1930s BEACH HAVEN, NEW JERSEY
Nickname: “Queen City”
Size: 2.3 square miles
Population: Roughly 700...and shrinking

What begins with a bizarre murder – a cross-dressing local’s body found in his house, mutilated and decomposing, with a cryptic bible passage scrawled in blood on the refrigerator – becomes one man’s hunt for the truth in a seemingly bucolic, New Jersey shore town’s hidden maze of lies, hatred, lust and death.

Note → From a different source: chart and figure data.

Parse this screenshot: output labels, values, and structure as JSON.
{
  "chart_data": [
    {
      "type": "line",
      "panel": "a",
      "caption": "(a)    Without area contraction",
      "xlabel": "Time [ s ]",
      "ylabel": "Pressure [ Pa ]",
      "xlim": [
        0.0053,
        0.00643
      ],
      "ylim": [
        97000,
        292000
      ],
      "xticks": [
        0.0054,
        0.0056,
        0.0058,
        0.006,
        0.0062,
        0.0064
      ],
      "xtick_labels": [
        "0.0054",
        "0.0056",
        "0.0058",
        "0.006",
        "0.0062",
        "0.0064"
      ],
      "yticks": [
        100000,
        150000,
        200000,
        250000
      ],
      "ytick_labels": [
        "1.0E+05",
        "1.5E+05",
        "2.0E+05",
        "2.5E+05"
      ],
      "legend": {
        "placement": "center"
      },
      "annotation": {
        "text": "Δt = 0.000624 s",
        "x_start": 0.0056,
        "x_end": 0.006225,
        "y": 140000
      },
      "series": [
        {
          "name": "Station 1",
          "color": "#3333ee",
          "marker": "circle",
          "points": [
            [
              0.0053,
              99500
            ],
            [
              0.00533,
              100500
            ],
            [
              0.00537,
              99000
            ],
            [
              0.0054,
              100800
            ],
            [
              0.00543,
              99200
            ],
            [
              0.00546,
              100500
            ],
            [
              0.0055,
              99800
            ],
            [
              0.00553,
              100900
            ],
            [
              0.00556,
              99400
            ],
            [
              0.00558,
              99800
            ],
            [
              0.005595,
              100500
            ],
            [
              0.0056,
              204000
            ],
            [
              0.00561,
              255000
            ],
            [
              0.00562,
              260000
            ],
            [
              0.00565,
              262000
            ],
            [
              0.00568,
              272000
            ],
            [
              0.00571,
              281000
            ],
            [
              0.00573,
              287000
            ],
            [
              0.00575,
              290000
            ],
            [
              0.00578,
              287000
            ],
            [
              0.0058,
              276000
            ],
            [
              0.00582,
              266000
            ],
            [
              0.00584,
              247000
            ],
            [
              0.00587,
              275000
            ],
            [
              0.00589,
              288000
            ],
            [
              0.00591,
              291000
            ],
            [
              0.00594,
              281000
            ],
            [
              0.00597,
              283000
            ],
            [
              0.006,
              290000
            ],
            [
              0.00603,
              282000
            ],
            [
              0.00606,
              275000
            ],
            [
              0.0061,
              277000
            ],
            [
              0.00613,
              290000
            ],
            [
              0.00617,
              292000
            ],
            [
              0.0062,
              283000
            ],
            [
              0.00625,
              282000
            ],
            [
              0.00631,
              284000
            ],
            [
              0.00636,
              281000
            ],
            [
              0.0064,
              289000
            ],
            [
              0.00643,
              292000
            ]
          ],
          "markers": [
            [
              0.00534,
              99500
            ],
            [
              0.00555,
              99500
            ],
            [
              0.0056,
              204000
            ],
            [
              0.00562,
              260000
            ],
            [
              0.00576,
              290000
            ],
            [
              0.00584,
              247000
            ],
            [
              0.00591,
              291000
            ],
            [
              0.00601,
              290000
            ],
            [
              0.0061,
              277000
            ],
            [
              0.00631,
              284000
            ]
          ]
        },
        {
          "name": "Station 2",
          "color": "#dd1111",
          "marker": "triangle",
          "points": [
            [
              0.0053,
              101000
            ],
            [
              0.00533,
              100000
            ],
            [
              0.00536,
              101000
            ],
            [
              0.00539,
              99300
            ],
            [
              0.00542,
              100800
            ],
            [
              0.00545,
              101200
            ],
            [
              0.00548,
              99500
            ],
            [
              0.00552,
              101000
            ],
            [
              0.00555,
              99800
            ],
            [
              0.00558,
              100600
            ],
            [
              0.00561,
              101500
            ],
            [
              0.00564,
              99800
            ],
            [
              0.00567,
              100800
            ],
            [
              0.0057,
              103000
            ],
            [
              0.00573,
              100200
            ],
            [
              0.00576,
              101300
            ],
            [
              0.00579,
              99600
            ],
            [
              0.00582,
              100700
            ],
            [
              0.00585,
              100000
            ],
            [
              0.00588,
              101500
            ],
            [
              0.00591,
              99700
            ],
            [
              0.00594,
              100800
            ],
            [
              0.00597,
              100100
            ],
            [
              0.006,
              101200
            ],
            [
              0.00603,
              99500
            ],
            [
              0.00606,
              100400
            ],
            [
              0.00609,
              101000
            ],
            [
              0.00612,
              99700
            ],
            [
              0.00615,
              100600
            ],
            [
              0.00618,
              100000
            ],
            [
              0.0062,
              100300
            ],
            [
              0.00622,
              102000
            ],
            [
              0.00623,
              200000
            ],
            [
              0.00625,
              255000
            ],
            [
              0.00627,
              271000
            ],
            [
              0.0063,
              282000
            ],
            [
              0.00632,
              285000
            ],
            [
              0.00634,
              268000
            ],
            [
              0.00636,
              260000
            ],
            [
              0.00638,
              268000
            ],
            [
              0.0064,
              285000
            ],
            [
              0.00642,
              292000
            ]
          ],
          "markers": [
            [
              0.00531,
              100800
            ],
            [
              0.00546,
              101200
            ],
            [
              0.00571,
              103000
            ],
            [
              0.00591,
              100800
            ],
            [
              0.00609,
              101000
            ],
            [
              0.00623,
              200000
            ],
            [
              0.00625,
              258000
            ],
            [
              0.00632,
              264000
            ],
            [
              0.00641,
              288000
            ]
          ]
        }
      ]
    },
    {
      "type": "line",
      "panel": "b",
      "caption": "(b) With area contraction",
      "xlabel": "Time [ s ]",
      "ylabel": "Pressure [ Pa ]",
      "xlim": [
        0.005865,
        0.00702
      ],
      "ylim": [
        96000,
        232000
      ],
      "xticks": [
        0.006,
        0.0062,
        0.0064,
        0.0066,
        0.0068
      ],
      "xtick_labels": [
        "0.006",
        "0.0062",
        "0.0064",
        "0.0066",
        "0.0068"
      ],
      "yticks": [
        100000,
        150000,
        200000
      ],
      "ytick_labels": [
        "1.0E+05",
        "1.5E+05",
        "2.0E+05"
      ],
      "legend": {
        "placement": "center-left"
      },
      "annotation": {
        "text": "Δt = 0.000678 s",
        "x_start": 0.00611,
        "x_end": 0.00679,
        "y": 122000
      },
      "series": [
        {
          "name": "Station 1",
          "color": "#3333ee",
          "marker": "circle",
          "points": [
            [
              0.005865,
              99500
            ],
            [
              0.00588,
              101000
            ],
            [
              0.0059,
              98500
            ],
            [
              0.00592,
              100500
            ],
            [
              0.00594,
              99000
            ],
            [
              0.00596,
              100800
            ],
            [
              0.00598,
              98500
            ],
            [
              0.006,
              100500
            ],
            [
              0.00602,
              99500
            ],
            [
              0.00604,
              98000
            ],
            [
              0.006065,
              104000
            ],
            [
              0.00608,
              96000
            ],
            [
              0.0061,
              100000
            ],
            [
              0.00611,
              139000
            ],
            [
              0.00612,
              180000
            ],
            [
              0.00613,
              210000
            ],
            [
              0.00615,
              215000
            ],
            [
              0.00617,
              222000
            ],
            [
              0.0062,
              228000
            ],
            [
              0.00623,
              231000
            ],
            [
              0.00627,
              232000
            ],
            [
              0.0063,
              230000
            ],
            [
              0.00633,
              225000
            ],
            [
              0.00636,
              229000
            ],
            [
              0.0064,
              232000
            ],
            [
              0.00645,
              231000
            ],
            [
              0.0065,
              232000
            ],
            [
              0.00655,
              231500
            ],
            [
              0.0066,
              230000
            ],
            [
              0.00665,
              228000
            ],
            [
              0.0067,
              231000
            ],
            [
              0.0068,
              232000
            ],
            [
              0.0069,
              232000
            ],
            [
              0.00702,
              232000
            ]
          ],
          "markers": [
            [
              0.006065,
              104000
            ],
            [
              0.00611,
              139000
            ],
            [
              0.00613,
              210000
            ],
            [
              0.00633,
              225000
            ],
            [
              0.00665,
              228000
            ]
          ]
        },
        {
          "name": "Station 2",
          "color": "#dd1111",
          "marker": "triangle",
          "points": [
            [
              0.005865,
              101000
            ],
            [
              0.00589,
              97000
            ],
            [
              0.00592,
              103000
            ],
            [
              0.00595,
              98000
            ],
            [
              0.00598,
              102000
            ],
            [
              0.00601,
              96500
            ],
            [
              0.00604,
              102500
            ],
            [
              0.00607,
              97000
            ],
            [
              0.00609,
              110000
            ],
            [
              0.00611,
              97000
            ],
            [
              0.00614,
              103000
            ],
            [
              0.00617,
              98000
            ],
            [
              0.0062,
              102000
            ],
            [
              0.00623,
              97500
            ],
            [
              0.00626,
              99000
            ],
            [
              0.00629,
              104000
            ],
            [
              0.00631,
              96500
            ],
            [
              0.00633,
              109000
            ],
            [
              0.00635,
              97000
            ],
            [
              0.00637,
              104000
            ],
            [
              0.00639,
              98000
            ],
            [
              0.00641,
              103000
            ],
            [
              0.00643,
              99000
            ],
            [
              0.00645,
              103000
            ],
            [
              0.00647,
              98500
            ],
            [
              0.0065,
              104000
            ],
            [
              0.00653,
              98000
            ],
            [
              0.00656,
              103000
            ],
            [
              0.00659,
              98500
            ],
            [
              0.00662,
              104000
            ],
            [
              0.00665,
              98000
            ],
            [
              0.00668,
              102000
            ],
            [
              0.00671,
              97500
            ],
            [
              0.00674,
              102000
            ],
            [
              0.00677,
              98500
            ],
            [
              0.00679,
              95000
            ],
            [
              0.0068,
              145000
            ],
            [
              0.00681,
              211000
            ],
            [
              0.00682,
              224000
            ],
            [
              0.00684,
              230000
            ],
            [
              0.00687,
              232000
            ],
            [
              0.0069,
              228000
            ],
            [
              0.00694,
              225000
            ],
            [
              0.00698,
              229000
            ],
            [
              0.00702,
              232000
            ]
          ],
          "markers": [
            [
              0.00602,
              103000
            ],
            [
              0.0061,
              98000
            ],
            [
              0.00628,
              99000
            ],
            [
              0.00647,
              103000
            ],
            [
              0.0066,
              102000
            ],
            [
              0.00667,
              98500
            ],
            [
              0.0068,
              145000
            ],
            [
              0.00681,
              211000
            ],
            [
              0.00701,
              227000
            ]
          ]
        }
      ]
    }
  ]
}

In their own, shoddy way, the police had just put to bed – even if it wasn't properly solved – the Schweickert case when a new scandal rocked the town: A series of disappearances of women, tied together with a common thread – each of them was an amateur poetess published in the local newspaper. The patrons of Lewis Porter’s bar – and the police – had their own snide, simplistic theories as to why wives would run off. When a friend of Porter’s wife disappears, she asks him to look into it. What Porter finds looking back is a mystery that leads him through a labyrinth of wrong turns and dead ends – from the beaches to the Pinelands – and to deadlier, darker answers, about the town, its people...and himself.

In Thomas Reeder’s expert hands, strand after strand of this intricately woven mystery comes together to create Poetic Justice: a tapestry of sin and suspense that will envelop and keep you breathlessly rapt from beginning to end.